= 1-800-GET-THIN =

American marketing company

1-800-GET-THIN was an American marketing company with headquarters at Beverly Hills, California. It sold weight-loss products and was a vanity 800 number as well as a trademarked brand name used to market "insurance services, namely, insurance eligibility review and verification in the health industry."

==History==
Robert Silverman incorporated 1-800-GET-THIN in February 2010. According to Silverman, the goal of 1-800-GET-THIN was "'assisting individuals [to] overcome their battle with obesity, which has reached world-wide epidemic status.'" Robert Silverman resigned as company president on 28 February 2012 "to pursue other career opportunities."

==Lap-Band==
On February 2, 2012 Allergan, the manufacturer of Lap-Band, announced it would no longer sell the device to companies affiliated with 1-800-GET-THIN.

On 7 February 2012, two clinics affiliated with 1-800-GET-THIN halted Lap-Band surgeries. Shortly after that, all previous advertisements, including commercials, were scrubbed off clinic websites and their Youtube channel.

==Controversies==
U.S. House members called for a congressional investigation in 2012 into 1-800-GET-THIN. The California Department of Insurance is investigating surgery centers that are contracted with 1-800-GET-THIN for alleged insurance fraud. Published reports and lawsuits speculate that one of the principal surgeons at this enterprise owned and controlled all of the surgery centers, as well as the 1-800-GET-THIN marketing firm. The documents also speculate that ownership of the centers and the marketing firm, 1-800-GET-THIN, are in part controlled by Kambiz Beniamia Omidi. In October 2012, the FDA confirmed that members of the 1-800-GET-THIN ad campaign are the subjects of a criminal investigation, involving several federal and state law enforcement agencies, according to a court filing. The investigation is focused on numerous "Potential violations of federal law, including conspiracy, healthcare fraud, wire fraud, mail fraud, tax violations, identity theft, and money laundering," Samanta Kelley, a special agent for the Food and Drug Administration's criminal division, said in an affidavit filed at the federal courthouse in Los Angeles. She also stated that the FBI investigated blackmail against 1-800-Get-Thin.

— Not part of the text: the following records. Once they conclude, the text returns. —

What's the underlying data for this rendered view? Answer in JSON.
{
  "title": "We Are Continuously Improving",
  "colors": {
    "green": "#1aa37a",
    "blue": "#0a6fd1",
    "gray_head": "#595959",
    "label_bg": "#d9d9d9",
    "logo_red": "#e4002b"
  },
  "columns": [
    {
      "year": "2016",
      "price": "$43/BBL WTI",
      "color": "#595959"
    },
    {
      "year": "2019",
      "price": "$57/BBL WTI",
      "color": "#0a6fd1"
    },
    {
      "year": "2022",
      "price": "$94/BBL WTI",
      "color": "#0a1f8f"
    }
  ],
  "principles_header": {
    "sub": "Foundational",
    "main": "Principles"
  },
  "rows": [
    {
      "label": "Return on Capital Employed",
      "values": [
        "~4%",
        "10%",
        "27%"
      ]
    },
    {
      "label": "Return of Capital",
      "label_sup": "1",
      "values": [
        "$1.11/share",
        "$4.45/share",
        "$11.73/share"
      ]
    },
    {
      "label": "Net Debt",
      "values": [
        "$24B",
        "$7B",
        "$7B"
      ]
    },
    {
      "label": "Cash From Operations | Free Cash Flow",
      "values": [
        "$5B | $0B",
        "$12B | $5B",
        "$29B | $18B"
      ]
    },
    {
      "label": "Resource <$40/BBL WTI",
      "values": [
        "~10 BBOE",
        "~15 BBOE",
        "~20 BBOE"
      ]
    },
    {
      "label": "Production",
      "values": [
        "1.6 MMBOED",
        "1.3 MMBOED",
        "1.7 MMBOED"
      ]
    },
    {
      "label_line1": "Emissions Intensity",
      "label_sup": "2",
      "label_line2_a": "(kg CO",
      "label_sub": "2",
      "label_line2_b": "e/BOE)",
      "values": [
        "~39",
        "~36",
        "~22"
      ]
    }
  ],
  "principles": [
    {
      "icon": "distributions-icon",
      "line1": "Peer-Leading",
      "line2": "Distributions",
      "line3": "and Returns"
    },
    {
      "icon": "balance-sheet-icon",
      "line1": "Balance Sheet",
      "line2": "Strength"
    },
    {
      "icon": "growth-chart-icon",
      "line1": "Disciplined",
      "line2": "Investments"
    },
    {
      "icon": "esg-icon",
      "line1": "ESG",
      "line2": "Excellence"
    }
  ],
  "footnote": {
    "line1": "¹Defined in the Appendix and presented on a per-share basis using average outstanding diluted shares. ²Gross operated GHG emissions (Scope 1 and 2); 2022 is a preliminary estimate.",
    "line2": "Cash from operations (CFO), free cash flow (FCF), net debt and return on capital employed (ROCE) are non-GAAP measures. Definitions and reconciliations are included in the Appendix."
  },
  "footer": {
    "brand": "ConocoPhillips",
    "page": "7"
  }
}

A former 1-800-GET-THIN client testified in a deposition for a lawsuit that he knew about six or seven deaths that occurred before October 6, 2010, when he says he quit. Two reported deaths occurred after that date, including one still under investigation by the Los Angeles coroner." The death still under investigation was that of Paula Rojeski, who died on September 8, 2010, after she underwent a Lap-Band operation at the Valley Surgical Center in West Hills.

No doctors were found of any wrongdoings. As a result, Rojeski's lawsuit was dismissed in 2017.

In 2011, a class action lawsuit was filed by relatives of two patients who died after Lap-Band surgeries at clinics affiliated with the 1-800-GET-THIN campaign. The complaint alleged false advertising and sought damages from the owners and several companies allegedly controlled by them. In April 2013, a settlement was reached to pay approximately $1.3 million to fund compensation for members of the plaintiff class and to fund a billboard campaign warning of the risks of the surgeries. Other lawsuits remain unresolved. To this day, no doctor associated with the 1-800-GET-THIN campaign was found guilty of any of the five patient deaths. In addition, there were no medical board accusations alleging wrongdoing by physicians.

From 2011-12, the U.S. Food and Drug Administration found that 1-800-GET-THIN's advertisements, LapBandVIP's advertisements, and O-Band's advertisements were all simultaneously misleading and failed to provide accurate information about the potential risks involved in using the product. In 2014 federal prosecutors seized more than $100 million in assets asserted to be related to the business, and in February 2018 Julian Omidi and Mirali Zarrabi were arrested after a federal grand jury indicted them on multiple counts relating to the business' allegedly fraudulent conduct. In December 2021, Omidi was found guilty by a federal jury of 28 counts of wire fraud and multiple other counts; Zarrabi was acquitted of all charges. In 2023, Omidi was sentenced to seven years in prison.